Next, the response function variables are used in the creation of a matrix of unobserved probabilities. Specifically the joint probabilities \(P(\mathbf{R}_\mathcal{R}=\mathbf{r}_\mathcal{R})\) for each possible value-combination \(\mathbf{r}_\mathcal{R}\) of the response function variables \(\mathbf{R}_\mathcal{R}\) of the right-side-variables \(\mathbf{W}_\mathcal{R}\). In Sachs et al. (2022), the possible value-combinations \(\mathbf{r}_\mathcal{R}\) are enumerated by \(\gamma\in\{1,\dots,\aleph_\mathcal{R}\}\) with corresponding probabilities \(q_\gamma:=P(\mathbf{R}_\mathcal{R}=\mathbf{r}_\gamma)\) being components of the vector \(\mathbf{q}\in[0,1]^{\aleph_\mathcal{R}}\).
create_R_matrix
The constraints that the DAG and observed conditional probabilities \(\mathbf{p}\) (in p.vals
) impose on the unobserved probabilities \(\mathbf{q}\) (represented by variables
) are linear.
Specifically, there exists a matrix whose entries are the coefficients relating p.vals
to variables
. This matrix is called \(P\) in Sachs et al. (2022), where its existence is guaranteed by Proposition 2 and its construction is detailed in Algorithm 1, which is implemented in the function create_R_matrix
. This function returns back a list with two entries; a vector of strings representing the linear constraints on the unobserved \(\mathbf{q}\in[0,1]^{\aleph_\mathcal{R}}\) imposed by and in terms of the observed \(\mathbf{p}\in[0,1]^B\) and the numeric matrix \(R\in\{0,1\}^{(B+1)\times\aleph_\mathcal{R}}\) of coefficients corresponding to these constraints as well as the probabilistic ones and given by \(R=\begin{pmatrix}\mathbf{1}\\P\end{pmatrix}\) where \(P\in\{0,1\}^{B\times\aleph_\mathcal{R}}:\mathbf{p}=P\mathbf{q}\), so \(R\mathbf{q}=\begin{pmatrix}1\\\mathbf{p}\end{pmatrix}\).

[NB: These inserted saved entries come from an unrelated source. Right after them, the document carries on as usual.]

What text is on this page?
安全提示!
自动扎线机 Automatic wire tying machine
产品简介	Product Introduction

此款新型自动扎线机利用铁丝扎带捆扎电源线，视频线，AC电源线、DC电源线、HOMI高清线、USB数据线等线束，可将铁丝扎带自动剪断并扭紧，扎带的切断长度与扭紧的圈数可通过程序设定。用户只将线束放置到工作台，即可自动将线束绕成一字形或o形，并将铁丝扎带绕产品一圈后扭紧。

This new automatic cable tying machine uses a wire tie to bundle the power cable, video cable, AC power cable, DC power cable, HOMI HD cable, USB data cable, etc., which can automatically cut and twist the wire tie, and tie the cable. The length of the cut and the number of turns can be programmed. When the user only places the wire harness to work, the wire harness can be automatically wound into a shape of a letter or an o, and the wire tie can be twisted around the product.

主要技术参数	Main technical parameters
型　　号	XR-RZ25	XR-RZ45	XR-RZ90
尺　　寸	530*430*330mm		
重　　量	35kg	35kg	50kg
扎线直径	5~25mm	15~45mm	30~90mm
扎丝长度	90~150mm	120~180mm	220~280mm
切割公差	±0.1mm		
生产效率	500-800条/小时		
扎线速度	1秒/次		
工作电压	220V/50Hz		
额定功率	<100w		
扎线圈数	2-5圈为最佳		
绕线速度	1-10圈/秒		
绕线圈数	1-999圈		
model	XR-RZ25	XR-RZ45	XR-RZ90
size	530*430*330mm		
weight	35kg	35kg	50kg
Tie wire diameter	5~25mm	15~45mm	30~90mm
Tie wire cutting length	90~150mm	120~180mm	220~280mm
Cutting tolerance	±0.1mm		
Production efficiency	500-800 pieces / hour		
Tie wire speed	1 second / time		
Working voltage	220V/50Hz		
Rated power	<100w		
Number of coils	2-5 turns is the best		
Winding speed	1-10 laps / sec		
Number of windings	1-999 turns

This determines the constraint space as a compact convex polytope in \(\mathbf{q}\)-space, i.e., in \(\mathbb{R}^{\aleph_\mathcal{R}}\). To create the matrix, we define a recursive function gee_r
that takes two arguments; a positive integer i
being the index \(i\in\{1,\dots,n\}\) of a variable \(W_i\in\mathcal{W}\) (i.e. the \(i^{th}\) component of \(\mathbf{W}\) or, equivalently, the i
th entry of obsvars
) and a vector r
being a value \(\mathbf{r}\in\nu(\mathbf{R})\) in the set \(\nu(\mathbf{R})\) of all possible value-vectors of the joint response function variable \(\mathbf{R}\).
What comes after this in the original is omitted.